Hiding class pointers -- was it a good idea?

Walter Bright newshound1 at digitalmars.com
Wed Aug 15 14:52:36 PDT 2007


Gregor Richards wrote:
> OK, OK, I guess I should respond with an argument from computer science 
> as well :)
> 
> In the normal definition of Object Orientation, an object is a means of 
> storing a context in which operations can be performed. The abstraction 
> behind this (yay we're modeling the universe in code but realistically 
> we aren't yay) is irrelevant, as fundamentally OO is just a means of 
> storing and passing contexts. Because this is a context, it makes no 
> sense whatsoever to pass it around with duplication - duplicating 
> contexts is nonsense.
> 
> structs are sort of a hack for compatibility and/or optimization.
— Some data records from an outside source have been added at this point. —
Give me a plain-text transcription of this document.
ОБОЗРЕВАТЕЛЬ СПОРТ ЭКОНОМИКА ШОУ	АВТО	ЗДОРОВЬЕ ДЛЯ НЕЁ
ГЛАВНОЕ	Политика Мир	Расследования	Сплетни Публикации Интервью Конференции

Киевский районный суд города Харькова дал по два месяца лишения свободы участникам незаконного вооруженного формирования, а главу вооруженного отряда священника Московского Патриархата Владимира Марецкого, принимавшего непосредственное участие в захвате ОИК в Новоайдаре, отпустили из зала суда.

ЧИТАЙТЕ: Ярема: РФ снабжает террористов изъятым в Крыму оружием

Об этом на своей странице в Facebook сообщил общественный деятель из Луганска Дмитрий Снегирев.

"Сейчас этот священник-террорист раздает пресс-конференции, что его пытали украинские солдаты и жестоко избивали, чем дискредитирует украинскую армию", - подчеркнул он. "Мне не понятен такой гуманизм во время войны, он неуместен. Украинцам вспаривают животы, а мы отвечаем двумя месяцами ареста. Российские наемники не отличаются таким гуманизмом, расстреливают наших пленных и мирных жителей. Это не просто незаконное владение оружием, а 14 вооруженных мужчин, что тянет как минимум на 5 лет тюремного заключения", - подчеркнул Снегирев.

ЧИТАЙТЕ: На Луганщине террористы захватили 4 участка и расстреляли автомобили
They 
> are not contexts, they are means of creating more complicated values. 
> While a "Point" could be a struct, really being a more complicated 
> value, an "NPC" would always be a class, since it is a context.
> 
> The fact that this is inconsistent with C++ is irrelevant: D is more to 
> the spirit of good OO.

You put your finger on the very good reason why polymorphic, inheritable 
types in D are restricted to being reference types, not value types. OOP 
requires this characteristic.

In C++, an OOP class can be used/misused by the user as a value type or 
a reference type, all out of the purview of the class designer. The 
class designer must control this, not the class user.